Top of the chart: 2025
The orderbook value index hit 9,850 in 2025, extending a rally that saw it breach 8,000 for the first time in 2024. This metric, a composite measure of contract value, was flanked by new-order value of 4,280 and completed-value of 950, while deadweight tonnage in the orderbook reached 1,582 DWT — all records. Shipyards entered 2026 with the heaviest backlog on record.
The other end: 2006
In 2006, the orderbook value index stood at just 680. New-order value was 215, and completed-value 145. Physical output was even starker: completed deadweight tonnage reached only 45 DWT, new orders 73 DWT, and the entire orderbook 104 DWT — figures that today reflect a single large container ship order. The gap between 2006 and 2025 is not merely numerical; it traces the arc of China’s emergence as the world’s dominant shipbuilder.
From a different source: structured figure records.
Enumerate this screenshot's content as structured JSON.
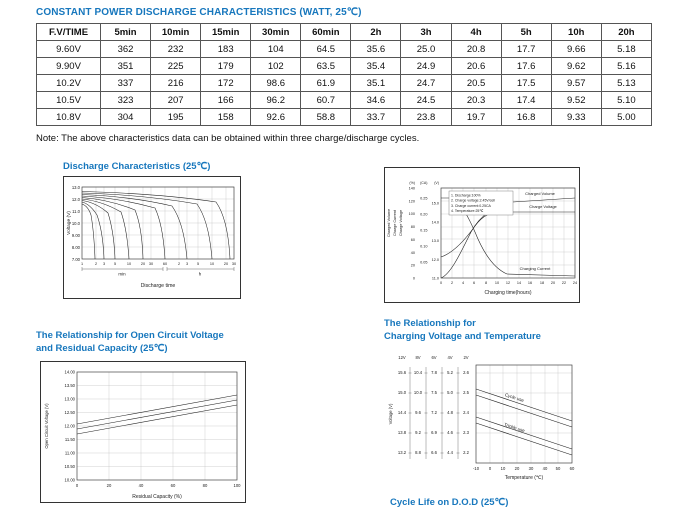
{
  "page": {
    "title": "CONSTANT POWER DISCHARGE CHARACTERISTICS (WATT, 25℃)",
    "note": "Note: The above characteristics data can be obtained within three charge/discharge cycles."
  },
  "table": {
    "headers": [
      "F.V/TIME",
      "5min",
      "10min",
      "15min",
      "30min",
      "60min",
      "2h",
      "3h",
      "4h",
      "5h",
      "10h",
      "20h"
    ],
    "rows": [
      [
        "9.60V",
        "362",
        "232",
        "183",
        "104",
        "64.5",
        "35.6",
        "25.0",
        "20.8",
        "17.7",
        "9.66",
        "5.18"
      ],
      [
        "9.90V",
        "351",
        "225",
        "179",
        "102",
        "63.5",
        "35.4",
        "24.9",
        "20.6",
        "17.6",
        "9.62",
        "5.16"
      ],
      [
        "10.2V",
        "337",
        "216",
        "172",
        "98.6",
        "61.9",
        "35.1",
        "24.7",
        "20.5",
        "17.5",
        "9.57",
        "5.13"
      ],
      [
        "10.5V",
        "323",
        "207",
        "166",
        "96.2",
        "60.7",
        "34.6",
        "24.5",
        "20.3",
        "17.4",
        "9.52",
        "5.10"
      ],
      [
        "10.8V",
        "304",
        "195",
        "158",
        "92.6",
        "58.8",
        "33.7",
        "23.8",
        "19.7",
        "16.8",
        "9.33",
        "5.00"
      ]
    ]
  },
  "sections": {
    "discharge_title": "Discharge Characteristics (25℃)",
    "charging_temp_title_line1": "The Relationship for",
    "charging_temp_title_line2": "Charging Voltage and Temperature",
    "ocv_title_line1": "The Relationship for Open Circuit Voltage",
    "ocv_title_line2": "and Residual Capacity (25℃)",
    "cycle_life_title": "Cycle Life on D.O.D (25℃)"
  },
  "colors": {
    "accent_blue": "#1777bd",
    "table_border": "#555555",
    "curve_black": "#222222"
  },
  "chart_data": [
    {
      "id": "discharge-characteristics",
      "type": "line",
      "title": "Discharge Characteristics (25℃)",
      "ylabel": "Voltage (V)",
      "xlabel": "Discharge time",
      "x_scale": "log",
      "ylim": [
        7.0,
        13.0
      ],
      "yticks": [
        "13.0",
        "12.0",
        "11.0",
        "10.0",
        "9.00",
        "8.00",
        "7.00"
      ],
      "xticks_min": [
        "1",
        "2",
        "3",
        "5",
        "10",
        "20",
        "30",
        "60"
      ],
      "xticks_hour": [
        "2",
        "3",
        "5",
        "10",
        "20",
        "30"
      ],
      "x_unit_min": "min",
      "x_unit_hour": "h",
      "series": [
        {
          "name": "discharge-curve-1",
          "end_time_min": 1.7,
          "start_voltage": 11.5,
          "end_voltage": 7.0
        },
        {
          "name": "discharge-curve-2",
          "end_time_min": 3,
          "start_voltage": 11.7,
          "end_voltage": 7.0
        },
        {
          "name": "discharge-curve-3",
          "end_time_min": 5,
          "start_voltage": 11.85,
          "end_voltage": 7.0
        },
        {
          "name": "discharge-curve-4",
          "end_time_min": 10,
          "start_voltage": 12.0,
          "end_voltage": 7.0
        },
        {
          "name": "discharge-curve-5",
          "end_time_min": 20,
          "start_voltage": 12.15,
          "end_voltage": 7.0
        },
        {
          "name": "discharge-curve-6",
          "end_time_min": 60,
          "start_voltage": 12.3,
          "end_voltage": 7.0
        },
        {
          "name": "discharge-curve-7",
          "end_time_min": 180,
          "start_voltage": 12.45,
          "end_voltage": 7.0
        },
        {
          "name": "discharge-curve-8",
          "end_time_min": 600,
          "start_voltage": 12.6,
          "end_voltage": 7.0
        },
        {
          "name": "discharge-curve-9",
          "end_time_min": 1200,
          "start_voltage": 12.7,
          "end_voltage": 7.0
        }
      ]
    },
    {
      "id": "charging-characteristics",
      "type": "line",
      "xlabel": "Charging time(hours)",
      "origin_tick": "0",
      "xticks": [
        "2",
        "4",
        "6",
        "8",
        "10",
        "12",
        "14",
        "16",
        "18",
        "20",
        "22",
        "24"
      ],
      "axes_left": [
        {
          "label": "Charged Volume",
          "unit": "(%)",
          "ticks": [
            "140",
            "120",
            "100",
            "80",
            "60",
            "40",
            "20",
            "0"
          ]
        },
        {
          "label": "Charge Current",
          "unit": "(CA)",
          "ticks": [
            "0.25",
            "0.20",
            "0.15",
            "0.10",
            "0.05"
          ]
        },
        {
          "label": "Charge Voltage",
          "unit": "(V)",
          "ticks": [
            "15.0",
            "14.0",
            "13.0",
            "12.0",
            "11.0"
          ]
        }
      ],
      "test_conditions": [
        "1. Discharge:100%",
        "2. Charge voltage:2.45V/cell",
        "3. Charge current:0.25CA",
        "4. Temperature:25℃"
      ],
      "curve_labels": [
        "Charged Volume",
        "Charge Voltage",
        "Charging Current"
      ],
      "series": [
        {
          "name": "Charged Volume (%)",
          "x_hours": [
            0,
            2,
            4,
            6,
            8,
            12,
            16,
            20,
            24
          ],
          "values": [
            0,
            35,
            70,
            95,
            108,
            116,
            120,
            122,
            123
          ]
        },
        {
          "name": "Charge Voltage (V)",
          "x_hours": [
            0,
            2,
            4,
            6,
            8,
            12,
            16,
            20,
            24
          ],
          "values": [
            12.2,
            12.9,
            13.8,
            14.5,
            14.7,
            14.7,
            14.7,
            14.7,
            14.7
          ]
        },
        {
          "name": "Charging Current (CA)",
          "x_hours": [
            0,
            2,
            4,
            6,
            8,
            12,
            16,
            20,
            24
          ],
          "values": [
            0.25,
            0.25,
            0.19,
            0.11,
            0.05,
            0.02,
            0.01,
            0.01,
            0.01
          ]
        }
      ]
    },
    {
      "id": "open-circuit-voltage-vs-residual-capacity",
      "type": "line",
      "title": "The Relationship for Open Circuit Voltage and Residual Capacity (25℃)",
      "ylabel": "Open Circuit Voltage (V)",
      "xlabel": "Residual Capacity (%)",
      "yticks": [
        "14.00",
        "13.50",
        "13.00",
        "12.50",
        "12.00",
        "11.50",
        "11.00",
        "10.50",
        "10.00"
      ],
      "xticks": [
        "0",
        "20",
        "40",
        "60",
        "80",
        "100"
      ],
      "series": [
        {
          "name": "upper",
          "x": [
            0,
            100
          ],
          "y": [
            12.1,
            13.2
          ]
        },
        {
          "name": "middle",
          "x": [
            0,
            100
          ],
          "y": [
            11.9,
            13.0
          ]
        },
        {
          "name": "lower",
          "x": [
            0,
            100
          ],
          "y": [
            11.7,
            12.8
          ]
        }
      ]
    },
    {
      "id": "charging-voltage-vs-temperature",
      "type": "line",
      "title": "The Relationship for Charging Voltage and Temperature",
      "ylabel": "Voltage (V)",
      "xlabel": "Temperature (℃)",
      "scale_headers": [
        "12V",
        "8V",
        "6V",
        "4V",
        "2V"
      ],
      "scale_rows": [
        [
          "15.6",
          "10.4",
          "7.8",
          "5.2",
          "2.6"
        ],
        [
          "15.0",
          "10.0",
          "7.5",
          "5.0",
          "2.5"
        ],
        [
          "14.4",
          "9.6",
          "7.2",
          "4.8",
          "2.4"
        ],
        [
          "13.8",
          "9.2",
          "6.9",
          "4.6",
          "2.3"
        ],
        [
          "13.2",
          "8.8",
          "6.6",
          "4.4",
          "2.2"
        ]
      ],
      "xticks": [
        "-10",
        "0",
        "10",
        "20",
        "30",
        "40",
        "50",
        "60"
      ],
      "series": [
        {
          "name": "Cycle use",
          "x": [
            -10,
            60
          ],
          "y_12v": [
            15.1,
            14.0
          ]
        },
        {
          "name": "Trickle use",
          "x": [
            -10,
            60
          ],
          "y_12v": [
            14.2,
            13.3
          ]
        }
      ]
    }
  ]
}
What separates the two eras
The fourteenfold increase in the orderbook value index reflects more than volume — it points to a shift toward high-value vessels such as LNG carriers and ultra-large container ships, alongside aggressive yard expansion and state-backed financing. The physical deadweight tonnage metrics, by contrast, grew by a factor of roughly five to six, underscoring a deliberate push up the value chain rather than pure tonnage accumulation.
- 2006: 680
- 2007: 1,050
- 2008: 2,340
- 2009: 3,620
- 2010: 6,850
- 2011: 6,420
- 2012: 4,150
- 2013: 3,850
- 2014: 4,850
- 2015: 3,450
- 2016: 2,580
- 2017: 2,450
- 2018: 3,280
- 2019: 2,980
- 2020: 3,180
- 2021: 5,480
- 2022: 5,080
- 2023: 7,380
- 2024: 8,650
- 2025: 9,850
The orderbook value index, despite occasional pullbacks during global shipping downturns, has more than tripled since the mid-2010s, leaving Chinese yards with a cushion of secured work that will take years to build through.